Human ribonuclease with a pendant poly(ethylene glycol) inhibits tumor growth in mice

Transl Oncol. 2013 Aug 1;6(4):392-7. doi: 10.1593/tlo.13253. Print 2013 Aug.


Human pancreatic ribonuclease (RNase 1) is a small secretory protein that catalyzes the cleavage of RNA. This highly cationic enzyme can enter human cells spontaneously but is removed rapidly from circulation by glomerular filtration.
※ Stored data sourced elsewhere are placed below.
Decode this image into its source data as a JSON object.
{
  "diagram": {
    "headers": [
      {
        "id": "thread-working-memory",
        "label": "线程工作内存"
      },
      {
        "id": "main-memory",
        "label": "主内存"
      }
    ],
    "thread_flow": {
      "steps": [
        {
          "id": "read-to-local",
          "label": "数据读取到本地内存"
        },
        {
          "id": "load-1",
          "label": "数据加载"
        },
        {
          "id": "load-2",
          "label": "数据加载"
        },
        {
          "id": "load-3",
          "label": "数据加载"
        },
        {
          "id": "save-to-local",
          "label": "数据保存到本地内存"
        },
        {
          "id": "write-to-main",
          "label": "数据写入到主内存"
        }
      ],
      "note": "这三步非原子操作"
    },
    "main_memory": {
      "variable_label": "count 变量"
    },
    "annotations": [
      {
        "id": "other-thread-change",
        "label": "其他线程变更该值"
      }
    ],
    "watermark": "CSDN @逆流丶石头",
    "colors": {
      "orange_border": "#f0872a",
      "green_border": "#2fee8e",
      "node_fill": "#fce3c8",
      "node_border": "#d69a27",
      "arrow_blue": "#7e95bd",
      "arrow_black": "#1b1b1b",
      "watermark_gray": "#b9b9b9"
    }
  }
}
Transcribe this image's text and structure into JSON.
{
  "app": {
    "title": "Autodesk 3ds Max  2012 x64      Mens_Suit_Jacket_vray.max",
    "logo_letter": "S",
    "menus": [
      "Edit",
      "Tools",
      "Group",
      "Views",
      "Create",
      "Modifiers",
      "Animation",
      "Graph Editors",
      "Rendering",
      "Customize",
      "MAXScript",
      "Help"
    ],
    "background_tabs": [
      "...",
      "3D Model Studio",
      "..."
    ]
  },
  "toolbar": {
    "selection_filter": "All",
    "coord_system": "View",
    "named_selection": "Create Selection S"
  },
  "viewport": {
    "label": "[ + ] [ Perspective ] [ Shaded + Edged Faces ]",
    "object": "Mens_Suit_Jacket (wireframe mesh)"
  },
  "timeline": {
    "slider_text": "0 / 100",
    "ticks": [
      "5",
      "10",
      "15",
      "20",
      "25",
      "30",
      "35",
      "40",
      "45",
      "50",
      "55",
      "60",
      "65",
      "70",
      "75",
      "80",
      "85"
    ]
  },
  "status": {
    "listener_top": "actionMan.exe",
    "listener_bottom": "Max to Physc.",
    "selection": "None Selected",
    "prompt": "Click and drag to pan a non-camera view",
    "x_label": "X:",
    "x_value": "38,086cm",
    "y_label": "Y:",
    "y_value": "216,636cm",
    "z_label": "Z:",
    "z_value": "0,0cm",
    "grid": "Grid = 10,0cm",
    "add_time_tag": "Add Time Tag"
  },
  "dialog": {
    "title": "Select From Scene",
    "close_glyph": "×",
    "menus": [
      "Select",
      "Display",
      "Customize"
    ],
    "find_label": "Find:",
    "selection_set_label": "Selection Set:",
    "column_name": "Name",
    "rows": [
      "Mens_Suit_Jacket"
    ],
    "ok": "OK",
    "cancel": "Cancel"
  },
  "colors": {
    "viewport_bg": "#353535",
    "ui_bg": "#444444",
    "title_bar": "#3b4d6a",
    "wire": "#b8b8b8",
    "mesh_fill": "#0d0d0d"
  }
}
Here, this shortcoming is addressed by attaching a poly(ethylene glycol) (PEG) moiety to RNase 1. The pendant has no effect on ribonucleolytic activity but does increase persistence in circulation. The RNase 1-PEG conjugates inhibit the growth of tumors in a xenograft mouse model of human lung cancer. Both retention in circulation and tumor growth inhibition correlate with the size of the pendant PEG. A weekly dose of the 60-kDa conjugate at 1 µmol/kg inhibited nearly all tumor growth without affecting body weight. Its molecular efficacy is ∼5000-fold greater than that of erlotinib, which is a small molecule in clinical use for the treatment of lung cancer. These data demonstrate that the addition of a PEG moiety can enhance the in vivo efficacy of human proteins that act within cells and highlight a simple means of converting an endogenous human enzyme into a cytotoxin with potential clinical utility.